Winning a Heritage Award: Strong Demand for Yaopeng Zhou's eye-care model
Since 2016, Heritage Provider Network and Crain’s Custom Studio—a division of Crain’s New York Business—have honored more than 60 individuals and organizations that have transformed the way healthcare is delivered in New York City. Crain’s Custom caught up with four past winners to inspire the new crop of 2019 award hopefuls. Nominations are now open here.
Yaopeng Zhou won the Heritage Technology Innovator Award in 2016 in recognition of how Smart Vision Labs leveraged technology to create scalable improvements in healthcare delivery. Smart Vision Labs boosts access to vision care using mobile vision technology: a device that can test a customer’s vision in a store, without the need for an ophthalmologist or optometrist to be present. The mobile device generates an accurate prescription that is sent to a state-licensed professional for review, and the customer receives an emailed prescription within 24 hours.
“Convenience is the selling point,” said Zhou, Smart Vision Labs’ co-founder and chief executive officer.
The company’s unique mobile technology removes many of the barriers patients face in accessing an eye exam. New Yorkers, of course, are accustomed to having an optometrist in most neighborhoods. But that’s not the case in much of the country. Zhou recalls how, at one rural North Carolina location, people often waited eight weeks to score an appointment with an eye specialist. After the store became a Smart Vision Labs customer, even walk-ins could get an eye exam with no delay.
Winning the Heritage award in 2016 put Smart Vision Labs’ innovation in front of many more eyeballs, literally and figuratively. Its technology is used in more than 110 optical stores. Before the Heritage award, the Manhattan company’s product was only available at a few Queens opticians.
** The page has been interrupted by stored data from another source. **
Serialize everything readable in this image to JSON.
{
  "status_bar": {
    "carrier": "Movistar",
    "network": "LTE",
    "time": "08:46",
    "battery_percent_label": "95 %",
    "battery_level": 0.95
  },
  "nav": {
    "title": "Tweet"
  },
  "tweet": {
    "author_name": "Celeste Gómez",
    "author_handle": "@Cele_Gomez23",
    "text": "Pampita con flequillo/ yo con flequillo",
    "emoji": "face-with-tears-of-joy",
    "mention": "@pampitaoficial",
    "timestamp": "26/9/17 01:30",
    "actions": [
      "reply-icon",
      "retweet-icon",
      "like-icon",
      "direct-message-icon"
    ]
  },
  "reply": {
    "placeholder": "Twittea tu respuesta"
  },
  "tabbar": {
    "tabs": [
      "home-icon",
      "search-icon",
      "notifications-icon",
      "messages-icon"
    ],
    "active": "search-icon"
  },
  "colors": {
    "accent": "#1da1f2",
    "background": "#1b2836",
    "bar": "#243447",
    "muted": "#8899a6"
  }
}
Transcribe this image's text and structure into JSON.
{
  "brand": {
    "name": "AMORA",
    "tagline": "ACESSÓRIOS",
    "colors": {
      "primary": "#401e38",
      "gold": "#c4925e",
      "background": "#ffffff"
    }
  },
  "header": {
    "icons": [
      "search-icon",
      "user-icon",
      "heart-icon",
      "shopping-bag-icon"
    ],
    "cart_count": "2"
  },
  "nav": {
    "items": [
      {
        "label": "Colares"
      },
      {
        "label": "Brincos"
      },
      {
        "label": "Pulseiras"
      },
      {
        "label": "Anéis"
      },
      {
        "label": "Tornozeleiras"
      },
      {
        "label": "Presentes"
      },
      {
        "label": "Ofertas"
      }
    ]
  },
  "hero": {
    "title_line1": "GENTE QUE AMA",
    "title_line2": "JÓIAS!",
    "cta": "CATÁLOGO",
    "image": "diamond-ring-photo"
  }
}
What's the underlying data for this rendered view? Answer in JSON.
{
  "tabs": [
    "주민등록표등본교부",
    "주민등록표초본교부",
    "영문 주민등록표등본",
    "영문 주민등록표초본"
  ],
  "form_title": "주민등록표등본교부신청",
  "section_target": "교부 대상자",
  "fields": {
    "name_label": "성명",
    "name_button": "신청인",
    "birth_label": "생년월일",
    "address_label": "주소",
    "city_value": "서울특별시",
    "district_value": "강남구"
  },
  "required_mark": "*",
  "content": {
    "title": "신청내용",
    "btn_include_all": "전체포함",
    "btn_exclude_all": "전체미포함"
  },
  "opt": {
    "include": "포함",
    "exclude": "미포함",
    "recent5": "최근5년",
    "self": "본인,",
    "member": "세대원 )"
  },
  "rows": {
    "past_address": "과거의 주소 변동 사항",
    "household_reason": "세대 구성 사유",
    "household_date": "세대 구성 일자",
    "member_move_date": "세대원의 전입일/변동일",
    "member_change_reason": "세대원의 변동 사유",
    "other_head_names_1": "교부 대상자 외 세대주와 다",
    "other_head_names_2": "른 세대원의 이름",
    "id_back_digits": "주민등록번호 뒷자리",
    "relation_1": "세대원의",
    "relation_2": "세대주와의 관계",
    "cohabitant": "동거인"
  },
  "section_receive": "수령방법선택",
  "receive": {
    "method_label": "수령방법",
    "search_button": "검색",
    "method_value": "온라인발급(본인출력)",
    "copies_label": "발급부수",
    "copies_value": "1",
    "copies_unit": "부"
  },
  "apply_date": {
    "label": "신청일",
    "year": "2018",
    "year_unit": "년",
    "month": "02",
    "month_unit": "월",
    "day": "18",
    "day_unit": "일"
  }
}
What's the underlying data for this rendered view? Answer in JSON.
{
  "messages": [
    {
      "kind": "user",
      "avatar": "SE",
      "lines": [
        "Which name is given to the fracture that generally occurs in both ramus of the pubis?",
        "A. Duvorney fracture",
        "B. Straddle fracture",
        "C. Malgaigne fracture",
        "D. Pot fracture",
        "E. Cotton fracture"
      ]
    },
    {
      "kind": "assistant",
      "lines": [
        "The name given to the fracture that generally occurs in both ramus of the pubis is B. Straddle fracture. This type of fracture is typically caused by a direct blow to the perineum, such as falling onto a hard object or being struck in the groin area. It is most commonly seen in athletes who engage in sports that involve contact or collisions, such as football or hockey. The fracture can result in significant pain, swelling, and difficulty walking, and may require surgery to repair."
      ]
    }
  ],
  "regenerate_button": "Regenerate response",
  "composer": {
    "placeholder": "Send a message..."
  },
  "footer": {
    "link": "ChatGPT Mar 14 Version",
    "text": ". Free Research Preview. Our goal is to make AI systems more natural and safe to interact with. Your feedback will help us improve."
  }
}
Today, some 140,000 exams later, Smart Vision Labs products are available at 40 JCPenney locations, five Century 21 department stores, and in 25 countries.
“Two years ago we were still a startup,” said Zhou. “Winning a prestigious award opened the company to a lot of interest.”
Smart Vision Labs raised $6.1 million in 2015, in a round led by TechStars Ventures, and hasn’t needed to tap additional funding since. Most of its revenue is generated by a telehealth model. During a five-minute eye exam that can be administered by a store employee—only light training is needed to operate the product—a few photos of each eye provide data on nearsightedness, farsightedness, and astigmatism. That information is reviewed by off-site eye specialists. Smart Vision Lab earns revenue by charging optical stores $25 to provide its eye exams.